Superminis are Britain’s favourite type of new car, and here, Vauxhall is hamstrung because the dreary Corsa is now so aged. It’s so archaic, it’s not even able to capitalise on the Ford Fiesta being in model switchover mode: whereas the Ford still came fourth, the Corsa barely struggled to eighth, just 10 units ahead of the Merc A-Class.

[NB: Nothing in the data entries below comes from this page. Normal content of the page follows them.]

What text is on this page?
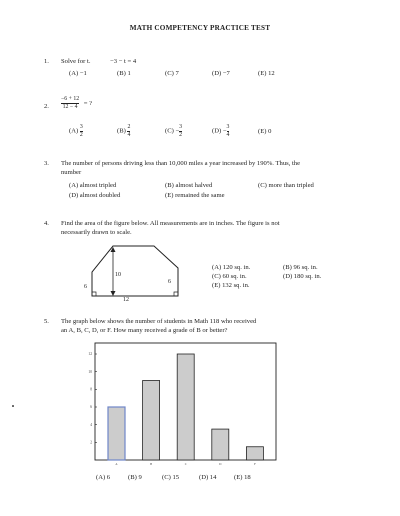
MATH COMPETENCY PRACTICE TEST
1. Solve for t.	−3 − t = 4
(A) −1	(B) 1	(C) 7	(D) −7	(E) 12
2. $\frac{-6 + 12}{12 - 4}$ = ?
$(A) \frac{3}{2}$	$(B) \frac{2}{4}$	$(C) - \frac{3}{2}$	$(D) - \frac{3}{4}$	(E) 0
3. The number of persons driving less than 10,000 miles a year increased by 190%. Thus, the
number
(A) almost tripled	(B) almost halved	(C) more than tripled
(D) almost doubled	(E) remained the same
4. Find the area of the figure below. All measurements are in inches. The figure is not
necessarily drawn to scale.
10
6
6
12
(A) 120 sq. in.	(B) 96 sq. in.
(C) 60 sq. in.	(D) 180 sq. in.
(E) 132 sq. in.
5. The graph below shows the number of students in Math 118 who received
an A, B, C, D, or F. How many received a grade of B or better?
2
4
6
8
10
12
A	B	C	D	F
(A) 6	(B) 9	(C) 15	(D) 14	(E) 18
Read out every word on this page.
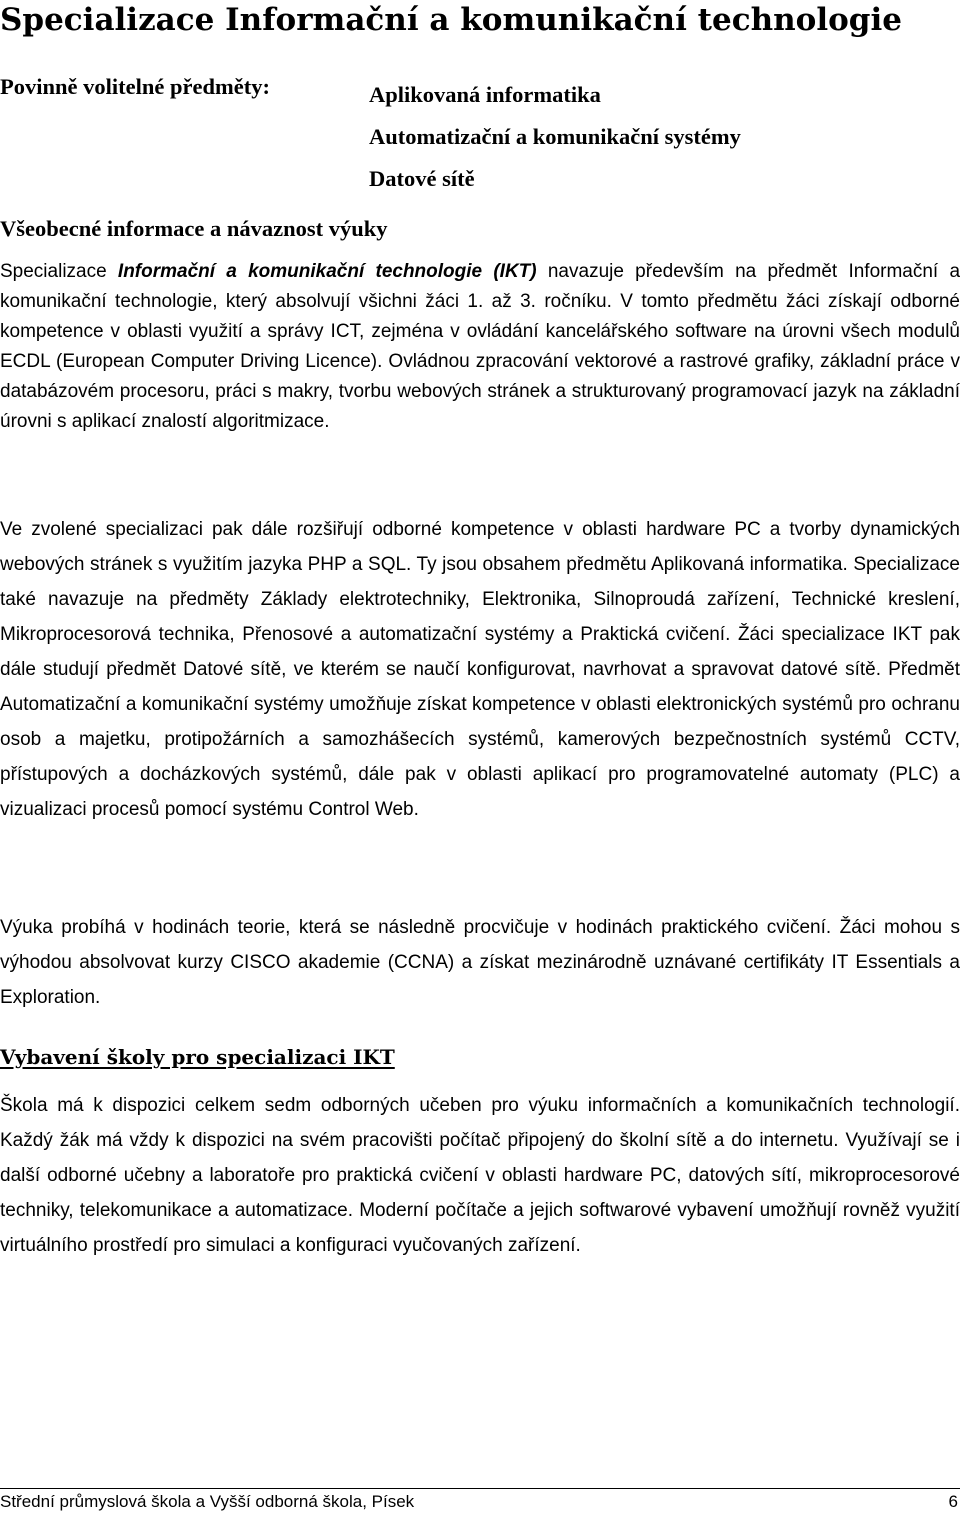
Specializace Informační a komunikační technologie
Povinně volitelné předměty:	Aplikovaná informatika
Automatizační a komunikační systémy
Datové sítě
Všeobecné informace a návaznost výuky

Specializace Informační a komunikační technologie (IKT) navazuje především na předmět Informační a komunikační technologie, který absolvují všichni žáci 1. až 3. ročníku. V tomto předmětu žáci získají odborné kompetence v oblasti využití a správy ICT, zejména v ovládání kancelářského software na úrovni všech modulů ECDL (European Computer Driving Licence). Ovládnou zpracování vektorové a rastrové grafiky, základní práce v databázovém procesoru, práci s makry, tvorbu webových stránek a strukturovaný programovací jazyk na základní úrovni s aplikací znalostí algoritmizace.

Ve zvolené specializaci pak dále rozšiřují odborné kompetence v oblasti hardware PC a tvorby dynamických webových stránek s využitím jazyka PHP a SQL. Ty jsou obsahem předmětu Aplikovaná informatika. Specializace také navazuje na předměty Základy elektrotechniky, Elektronika, Silnoproudá zařízení, Technické kreslení, Mikroprocesorová technika, Přenosové a automatizační systémy a Praktická cvičení. Žáci specializace IKT pak dále studují předmět Datové sítě, ve kterém se naučí konfigurovat, navrhovat a spravovat datové sítě. Předmět Automatizační a komunikační systémy umožňuje získat kompetence v oblasti elektronických systémů pro ochranu osob a majetku, protipožárních a samozhášecích systémů, kamerových bezpečnostních systémů CCTV, přístupových a docházkových systémů, dále pak v oblasti aplikací pro programovatelné automaty (PLC) a vizualizaci procesů pomocí systému Control Web.

Výuka probíhá v hodinách teorie, která se následně procvičuje v hodinách praktického cvičení. Žáci mohou s výhodou absolvovat kurzy CISCO akademie (CCNA) a získat mezinárodně uznávané certifikáty IT Essentials a Exploration.

Vybavení školy pro specializaci IKT

Škola má k dispozici celkem sedm odborných učeben pro výuku informačních a komunikačních technologií. Každý žák má vždy k dispozici na svém pracovišti počítač připojený do školní sítě a do internetu. Využívají se i další odborné učebny a laboratoře pro praktická cvičení v oblasti hardware PC, datových sítí, mikroprocesorové techniky, telekomunikace a automatizace. Moderní počítače a jejich softwarové vybavení umožňují rovněž využití virtuálního prostředí pro simulaci a konfiguraci vyučovaných zařízení.

Střední průmyslová škola a Vyšší odborná škola, Písek	6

As for the rest of Vauxhall’s range, they were nowhere: no Mokka X or Crossland X despite Britain’s love of SUVs, no Insignia Grand Sport despite the new model being again well received. In the same week that its takeover by PSA was confirmed, with new boss Carlos Tavares vowing to keep both the German Opel and British Vauxhall brands, something needs to happen in the management suite at Luton, and fast. Because such a pitiful monthly sales performance really can’t go on for much longer.